Mesdames, messieurs, chers amis et camarades,
La déliquescence économique, sociale, morale, sécuritaire, diplomatique du système de l’Union européenne suscite une montée de l’indignation et de la protestation populaire dans tous les pays membres.
À juste titre, car les politiques impulsées par l’Union européenne, et relayées servilement par les pays-membres, martyrisent les peuples.
Ce sont les forces de la droite radicale, dans la plupart des pays, qui désormais captent une grande partie du mécontentement de la population.
Le seul exemple où la gauche dite radicale a connu une dynamique, y compris électorale, est celui de la Grèce.
Avec le résultat que l’on connait : la reddition de Monsieur Tsipras soutenu par quasiment toute la gauche radicale européenne.
Les classes populaires ont de très bonnes raisons de se détourner de la gauche.
Celle-ci, dans sa version social-démocrate, socialiste ou travailliste, a participé activement à la mise en place des plans d’austérité.
C’est le cas en Grèce, en Italie, en Espagne, au Portugal, en France et dans d’autres pays encore.
La gauche, dans sa version communiste ou d’extrême gauche, comme c’est le cas en France, reste engluée dans l’illusion qu’il serait possible de faire évoluer l’Union européenne de l’intérieur, vers des politiques progressistes, et se refuse à la rupture avec le système de Bruxelles.
C’est dans ce contexte que l’on peut observer néanmoins une évolution de certaines forces, en particulier de gauche, qui ont trouvé une formule mi-chèvre mi-choux, ou mi-figue mi-raisin, comme on veut, autour de la notion de Plan B.
La formule peut-être chimiquement la plus pure de cette nouvelle idéologie européiste vient de Monsieur Varoufakis, l’ancien ministre grec des Finances.

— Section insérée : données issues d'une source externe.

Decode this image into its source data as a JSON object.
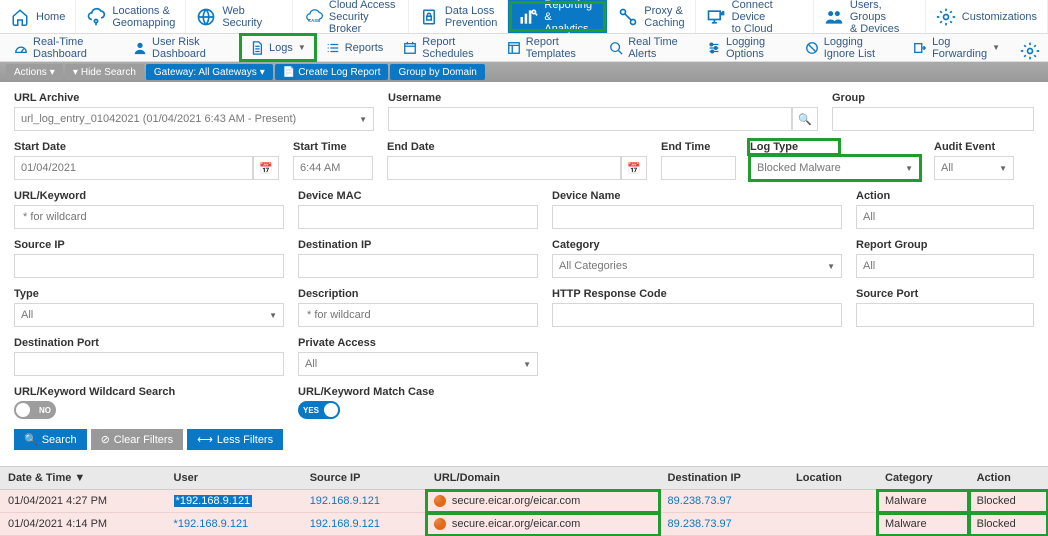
{
  "topnav": [
    {
      "label": "Home",
      "icon": "home"
    },
    {
      "label": "Locations &\nGeomapping",
      "icon": "cloud-pin"
    },
    {
      "label": "Web Security",
      "icon": "globe"
    },
    {
      "label": "Cloud Access\nSecurity Broker",
      "icon": "casb"
    },
    {
      "label": "Data Loss\nPrevention",
      "icon": "lock-doc"
    },
    {
      "label": "Reporting &\nAnalytics",
      "icon": "bars",
      "active": true,
      "highlight": true
    },
    {
      "label": "Proxy &\nCaching",
      "icon": "proxy"
    },
    {
      "label": "Connect Device\nto Cloud",
      "icon": "device"
    },
    {
      "label": "Users, Groups\n& Devices",
      "icon": "users"
    },
    {
      "label": "Customizations",
      "icon": "gear"
    }
  ],
  "subnav": [
    {
      "label": "Real-Time Dashboard",
      "icon": "dash"
    },
    {
      "label": "User Risk Dashboard",
      "icon": "user-risk"
    },
    {
      "label": "Logs",
      "icon": "doc",
      "caret": true,
      "highlight": true
    },
    {
      "label": "Reports",
      "icon": "list"
    },
    {
      "label": "Report Schedules",
      "icon": "calendar"
    },
    {
      "label": "Report Templates",
      "icon": "template"
    },
    {
      "label": "Real Time Alerts",
      "icon": "alert"
    },
    {
      "label": "Logging Options",
      "icon": "options"
    },
    {
      "label": "Logging Ignore List",
      "icon": "ignore"
    },
    {
      "label": "Log Forwarding",
      "icon": "forward",
      "caret": true
    }
  ],
  "toolbar": {
    "actions": "Actions",
    "hide": "Hide Search",
    "gateway": "Gateway: All Gateways",
    "create": "Create Log Report",
    "group": "Group by Domain"
  },
  "fields": {
    "url_archive": {
      "label": "URL Archive",
      "value": "url_log_entry_01042021 (01/04/2021 6:43 AM - Present)"
    },
    "username": {
      "label": "Username",
      "value": ""
    },
    "group": {
      "label": "Group",
      "value": ""
    },
    "start_date": {
      "label": "Start Date",
      "value": "01/04/2021"
    },
    "start_time": {
      "label": "Start Time",
      "value": "6:44 AM"
    },
    "end_date": {
      "label": "End Date",
      "value": ""
    },
    "end_time": {
      "label": "End Time",
      "value": ""
    },
    "log_type": {
      "label": "Log Type",
      "value": "Blocked Malware"
    },
    "audit_event": {
      "label": "Audit Event",
      "value": "All"
    },
    "url_keyword": {
      "label": "URL/Keyword",
      "placeholder": "* for wildcard"
    },
    "device_mac": {
      "label": "Device MAC",
      "value": ""
    },
    "device_name": {
      "label": "Device Name",
      "value": ""
    },
    "action": {
      "label": "Action",
      "value": "All"
    },
    "source_ip": {
      "label": "Source IP",
      "value": ""
    },
    "dest_ip": {
      "label": "Destination IP",
      "value": ""
    },
    "category": {
      "label": "Category",
      "value": "All Categories"
    },
    "report_group": {
      "label": "Report Group",
      "value": "All"
    },
    "type": {
      "label": "Type",
      "value": "All"
    },
    "description": {
      "label": "Description",
      "placeholder": "* for wildcard"
    },
    "http_code": {
      "label": "HTTP Response Code",
      "value": ""
    },
    "source_port": {
      "label": "Source Port",
      "value": ""
    },
    "dest_port": {
      "label": "Destination Port",
      "value": ""
    },
    "private_access": {
      "label": "Private Access",
      "value": "All"
    },
    "wildcard": {
      "label": "URL/Keyword Wildcard Search",
      "toggle": "NO"
    },
    "match_case": {
      "label": "URL/Keyword Match Case",
      "toggle": "YES"
    }
  },
  "buttons": {
    "search": "Search",
    "clear": "Clear Filters",
    "less": "Less Filters"
  },
  "table": {
    "headers": [
      "Date & Time",
      "User",
      "Source IP",
      "URL/Domain",
      "Destination IP",
      "Location",
      "Category",
      "Action"
    ],
    "rows": [
      {
        "dt": "01/04/2021 4:27 PM",
        "user": "*192.168.9.121",
        "user_sel": true,
        "sip": "192.168.9.121",
        "url": "secure.eicar.org/eicar.com",
        "dip": "89.238.73.97",
        "loc": "",
        "cat": "Malware",
        "act": "Blocked"
      },
      {
        "dt": "01/04/2021 4:14 PM",
        "user": "*192.168.9.121",
        "sip": "192.168.9.121",
        "url": "secure.eicar.org/eicar.com",
        "dip": "89.238.73.97",
        "loc": "",
        "cat": "Malware",
        "act": "Blocked"
      }
    ]
  }
}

Voilà ce qu’il dit à Berlin, en février 2016, lors de la création de son mouvement transeuropéen porteur d’un « Plan B ».

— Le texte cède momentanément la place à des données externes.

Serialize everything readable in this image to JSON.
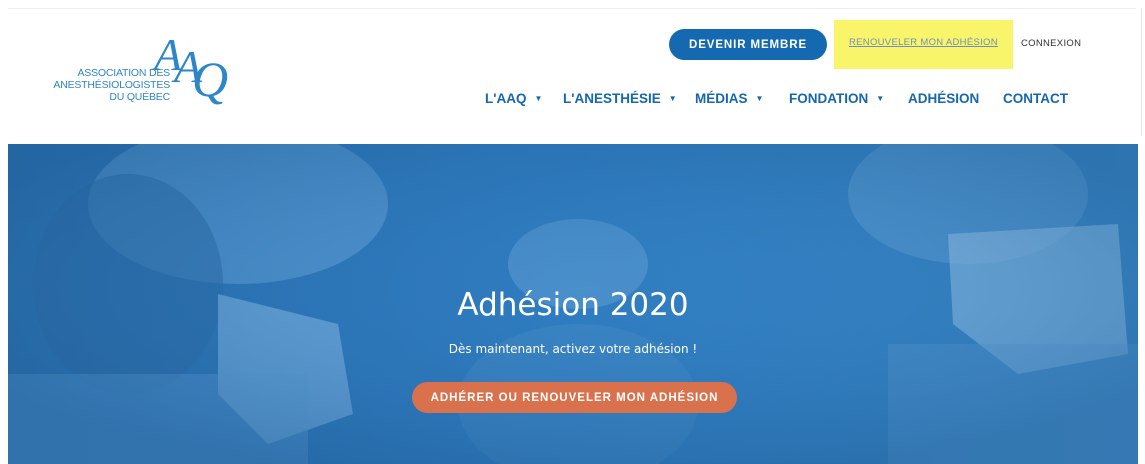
{
  "colors": {
    "brand_blue": "#1469b0",
    "nav_blue": "#1667ad",
    "logo_blue": "#2d86c8",
    "highlight_yellow": "#f8f56a",
    "cta_orange": "#d9714d",
    "hero_overlay": "#2f7cc0"
  },
  "logo": {
    "letters": "AAQ",
    "line1": "ASSOCIATION DES",
    "line2": "ANESTHÉSIOLOGISTES",
    "line3": "DU QUÉBEC"
  },
  "header": {
    "become_member": "DEVENIR MEMBRE",
    "renew_link": "RENOUVELER MON ADHÉSION",
    "login": "CONNEXION"
  },
  "nav": {
    "items": [
      {
        "label": "L'AAQ",
        "icon": "caret-down-icon",
        "has_dropdown": true
      },
      {
        "label": "L'ANESTHÉSIE",
        "icon": "caret-down-icon",
        "has_dropdown": true
      },
      {
        "label": "MÉDIAS",
        "icon": "caret-down-icon",
        "has_dropdown": true
      },
      {
        "label": "FONDATION",
        "icon": "caret-down-icon",
        "has_dropdown": true
      },
      {
        "label": "ADHÉSION",
        "has_dropdown": false
      },
      {
        "label": "CONTACT",
        "has_dropdown": false
      }
    ],
    "caret": "▼"
  },
  "hero": {
    "title": "Adhésion 2020",
    "subtitle": "Dès maintenant, activez votre adhésion !",
    "cta": "ADHÉRER OU RENOUVELER MON ADHÉSION"
  }
}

« Il faut démocratiser l’Europe. Face au danger de retour en arrière chauvin vers le cocon illusoire des États-nations, convoquons une convention qui donnerait à celle-ci une véritable constitution d’ici 2025 ».
Une autre formule, proche de celle-ci, vient du Tsipras français, on l’appelle aussi parfois le Varoufakis français, qu’est Monsieur Mélenchon.

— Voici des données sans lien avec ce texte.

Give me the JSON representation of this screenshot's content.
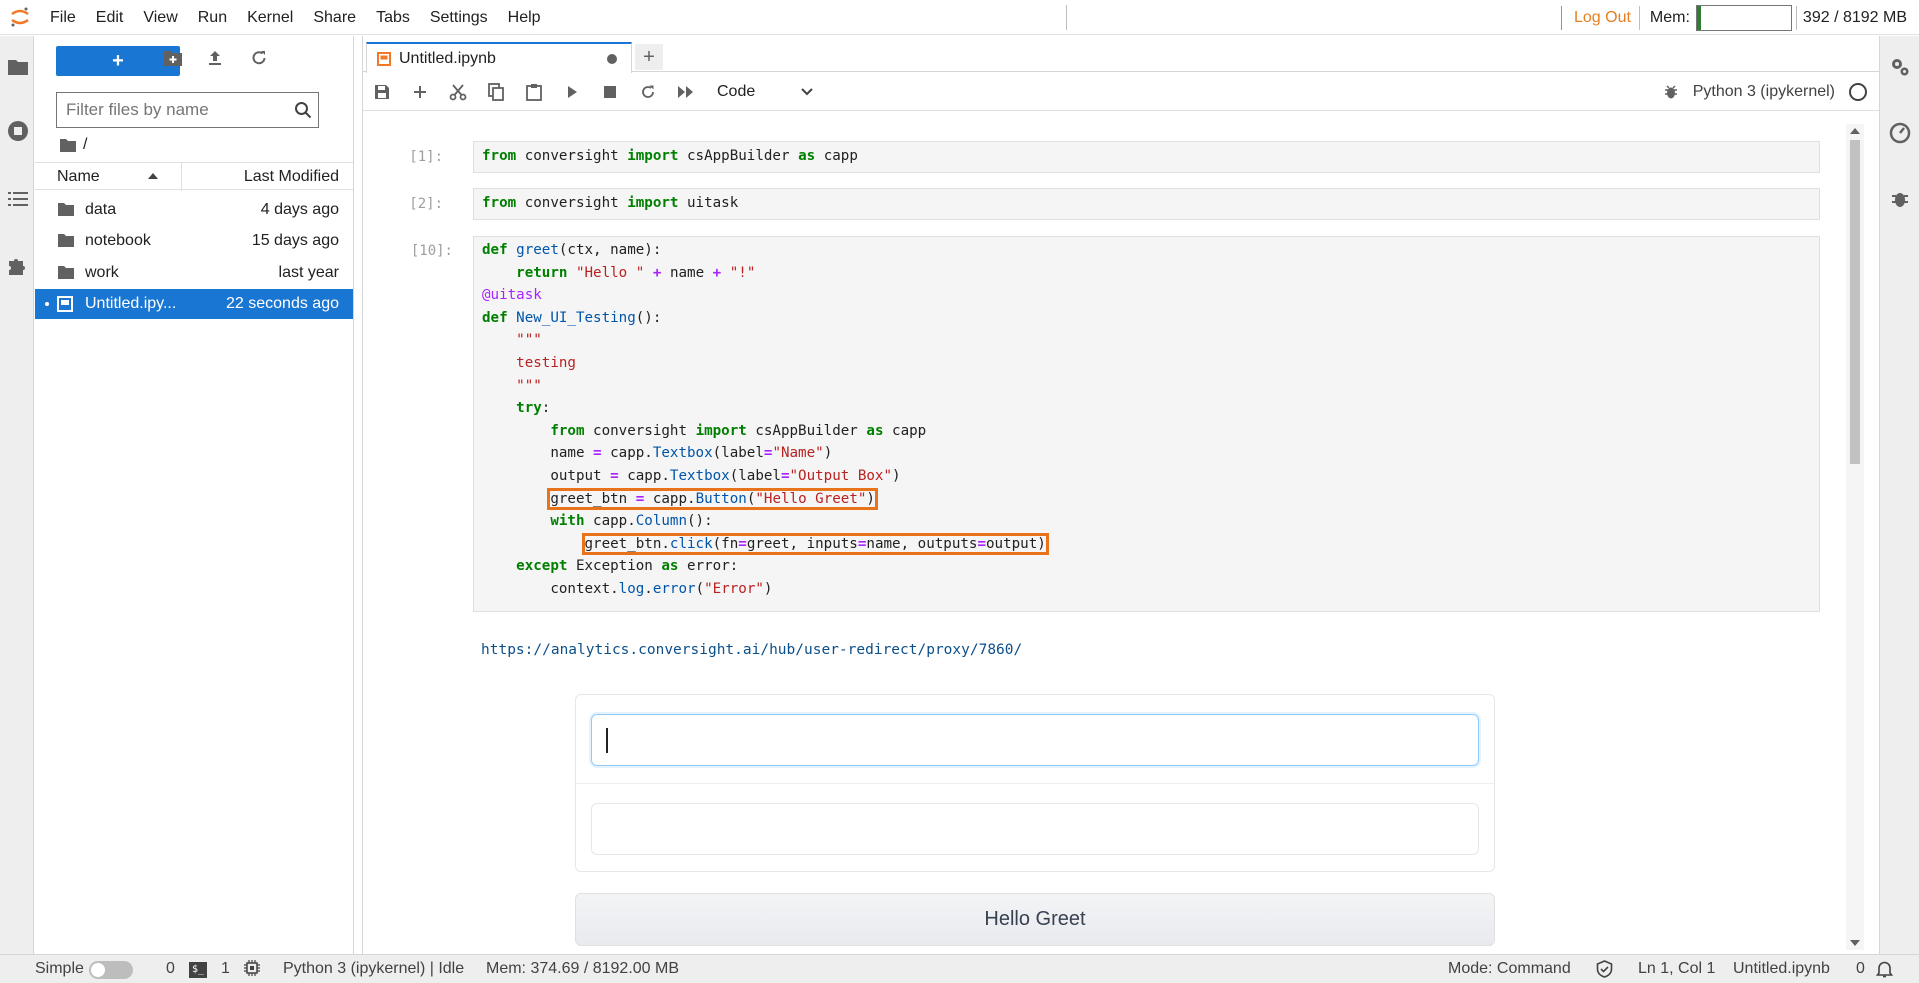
{
  "menubar": {
    "items": [
      "File",
      "Edit",
      "View",
      "Run",
      "Kernel",
      "Share",
      "Tabs",
      "Settings",
      "Help"
    ],
    "logout": "Log Out",
    "mem_label": "Mem:",
    "mem_text": "392 / 8192 MB",
    "mem_fraction": 0.048
  },
  "filebrowser": {
    "new_label": "+",
    "filter_placeholder": "Filter files by name",
    "breadcrumb": "/",
    "col_name": "Name",
    "col_modified": "Last Modified",
    "items": [
      {
        "name": "data",
        "modified": "4 days ago",
        "kind": "folder"
      },
      {
        "name": "notebook",
        "modified": "15 days ago",
        "kind": "folder"
      },
      {
        "name": "work",
        "modified": "last year",
        "kind": "folder"
      },
      {
        "name": "Untitled.ipy...",
        "modified": "22 seconds ago",
        "kind": "notebook",
        "selected": true
      }
    ]
  },
  "tab": {
    "title": "Untitled.ipynb",
    "add": "+"
  },
  "toolbar": {
    "cell_type": "Code",
    "kernel_name": "Python 3 (ipykernel)"
  },
  "cells": {
    "c1_prompt": "[1]:",
    "c2_prompt": "[2]:",
    "c3_prompt": "[10]:",
    "link": "https://analytics.conversight.ai/hub/user-redirect/proxy/7860/"
  },
  "app": {
    "button_label": "Hello Greet"
  },
  "statusbar": {
    "mode_simple": "Simple",
    "count1": "0",
    "terminal_glyph": "$_",
    "count2": "1",
    "kernel_status": "Python 3 (ipykernel) | Idle",
    "mem": "Mem: 374.69 / 8192.00 MB",
    "mode": "Mode: Command",
    "position": "Ln 1, Col 1",
    "file": "Untitled.ipynb",
    "notifications": "0"
  }
}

Fin juin 2016, sur son compte Facebook, Monsieur Mélenchon affirmait :
« L'heure du plan B va sonner. Ma candidature pour l'élection présidentielle est celle de la sortie des traités européens. L’Union européenne, on la change ou on la quitte. »
Il y a dans ces propos une évolution certaine.
Par exemple, Monsieur Mélenchon ne dit plus « l’euro est à nous, l’euro est à nous ! ».
Il ne traite plus les forces politiques comme la nôtre de « maréchalistes ».
C’est-à-dire d’être des partisans du Maréchal Pétain qui était en France le chef d’État qui a collaboré avec les nazis pendant la Seconde Guerre mondiale, parce que nous luttons pour la sortie de l’euro et de l’Union européenne.
L’évolution de ces personnalités et forces politiques comporte une double caractéristique.
D’un côté, il y en a qui prennent réellement et honnêtement conscience du rôle néfaste de l’Union européenne et qui la remettent en cause.
Ces personnes sont tiraillées, déchirées, entre leur volonté de construire une union européenne à laquelle ils croient profondément, et le spectacle lamentable qu’elle donne aujourd’hui.
Ils évoluent donc vers l’idée d’un Plan B, c’est-à-dire rester dans le cadre politique, institutionnel et juridique de l’Union européenne, tout en essayant de changer ce qui se trouve à l’intérieur de ce cadre.
Il faut leur tendre la main pour les aider à franchir le dernier obstacle, le plus difficile, celui de la prise de conscience que se sont bien les fondements de cette Union européenne-là qu’il faut éliminer, sans tergiverser, sans attendre, sans étape.
D’un autre côté, il y a aussi des gens de toutes sortes qui plaident également pour un Plan B mais qui le font par pur opportunisme.
Comme la pression populaire contre l’euro et l’Union européenne se fait de plus en plus forte, ils adoptent une nouvelle posture.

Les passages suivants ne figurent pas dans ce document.